OEMs are willing to partner with customers to show how to reduce heat and emissions all around the tank farm and yard. Ron Herman, business development manager of Enerquip Thermal Solutions, Medford, Wisconsin, spoke of helping a customer find ways to reduce energy use for its U.S. Environmental Protection Agency’s (EPA) ENERGY STAR® industrial program goals.
“I’ll do the math for them,” Herman said. While his company doesn’t sell or install insulation packages for existing liquid asphalt tanks, he was willing to work on the equation to show a company how the 100,000 BTU/hour heating load increased by 25 times without insulation, making the “expense” of insulating a tank well worth its investment. “The savings on the utility bill alone pays for that in a season,” he said.
The researchers at Heatec Inc. (now Astec Industries) prepared Technical Paper T-140 “Heating and Storing Asphalt at HMA Plants,” which not only looked at the cost-per-unit of energy to heat liquid asphalt (and emulsions) but also discussed a heater’s thermal efficiency. The bottom line is a heater’s efficiency can change over its lifetime and that change in efficiency can influence how much energy is required to maintain temperatures.

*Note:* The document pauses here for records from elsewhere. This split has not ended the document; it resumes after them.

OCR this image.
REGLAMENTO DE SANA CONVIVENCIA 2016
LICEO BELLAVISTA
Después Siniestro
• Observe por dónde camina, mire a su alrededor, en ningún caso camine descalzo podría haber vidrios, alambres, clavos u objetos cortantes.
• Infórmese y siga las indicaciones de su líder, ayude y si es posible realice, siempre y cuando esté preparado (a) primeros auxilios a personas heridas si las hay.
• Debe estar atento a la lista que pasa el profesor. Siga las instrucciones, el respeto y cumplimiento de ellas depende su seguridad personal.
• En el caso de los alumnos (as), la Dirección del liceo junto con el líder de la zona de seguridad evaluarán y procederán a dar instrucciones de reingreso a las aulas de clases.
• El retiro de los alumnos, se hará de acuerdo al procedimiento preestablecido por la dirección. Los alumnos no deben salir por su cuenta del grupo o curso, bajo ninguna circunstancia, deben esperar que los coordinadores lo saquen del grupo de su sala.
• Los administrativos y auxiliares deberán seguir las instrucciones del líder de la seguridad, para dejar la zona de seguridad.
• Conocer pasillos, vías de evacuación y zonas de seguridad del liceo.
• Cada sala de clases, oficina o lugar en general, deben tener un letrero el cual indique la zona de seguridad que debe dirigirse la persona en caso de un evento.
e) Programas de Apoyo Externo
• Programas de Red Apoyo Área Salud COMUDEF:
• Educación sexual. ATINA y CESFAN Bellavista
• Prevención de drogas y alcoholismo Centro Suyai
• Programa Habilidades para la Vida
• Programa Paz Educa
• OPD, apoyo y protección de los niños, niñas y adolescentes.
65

The team at Process Heating Company (PHCo), Seattle, has more than 70 years of experience in manufacturing its Lo-Density® low-watt-density, drywell-style electric heating systems designed to spread heat over large surface areas. The researchers at PHCo state: “An electric-powered asphalt tank heater or hot oil heater…operates at 100% efficiency; there is no heat or emissions exhausted into the air. And over the lifetime of the heater, that efficiency never drops.” To help customers prove this, PHCo performed a fuel cost comparison of maintaining 30,000 gallons of liquid AC at 300°F for 24 hours with natural gas, LP propane, No. 2 oil, No. 6 oil and electric at a heater’s “year 1” and at its projected year 8.
States Get Started with Initiative Funds
The White House released a fact sheet Oct. 20 regarding a convening at the White House for “Buy Clean” commitments. The federal Buy Clean Initiative “leverages the Federal Government’s power as the largest purchaser in the world to advance low-carbon construction materials across its procurement and funded infrastructure projects,” according to the sheet.
Through the Initiative, the Department of Transportation announced that 25 states are receiving the first Federal Highway Administration (FHWA) Climate Challenge grants—to the tune of $7.1 million—to support sustainable pavements. The Department of Energy will coordinate Inflation Reduction Act funds for an Advanced Industrial Facilities Deployment Program. This will help industrial facilities retrofit, upgrade, or install industrial technologies and produce low-carbon materials. More information can be read at the WhiteHouse.gov briefing room documents.
Those first 25 entities are Alabama DOT, Arizona DOT, Caltrans (three projects), Colorado DOT, State of Delaware DOT, State of Hawaii DOT, Illinois DOT, Indiana DOT, Iowa DOT, Louisiana DOT & Development, Maryland DOT and MD Port Administration, Minnesota DOT, Mississippi DOT, New Jersey DOT (two projects), New York State DOT, North Dakota DOT, Oklahoma DOT, State of Oregon DOT, Puerto Rico Highway and Transportation Authority, Rhode Island DOT, Texas DOT, Virginia DOT, West Virginia DOT Division of Highways, Washington DOT. Four local agency projects in the City of Seattle and in the Port of Authority of New York and New Jersey will receive technical assistance only.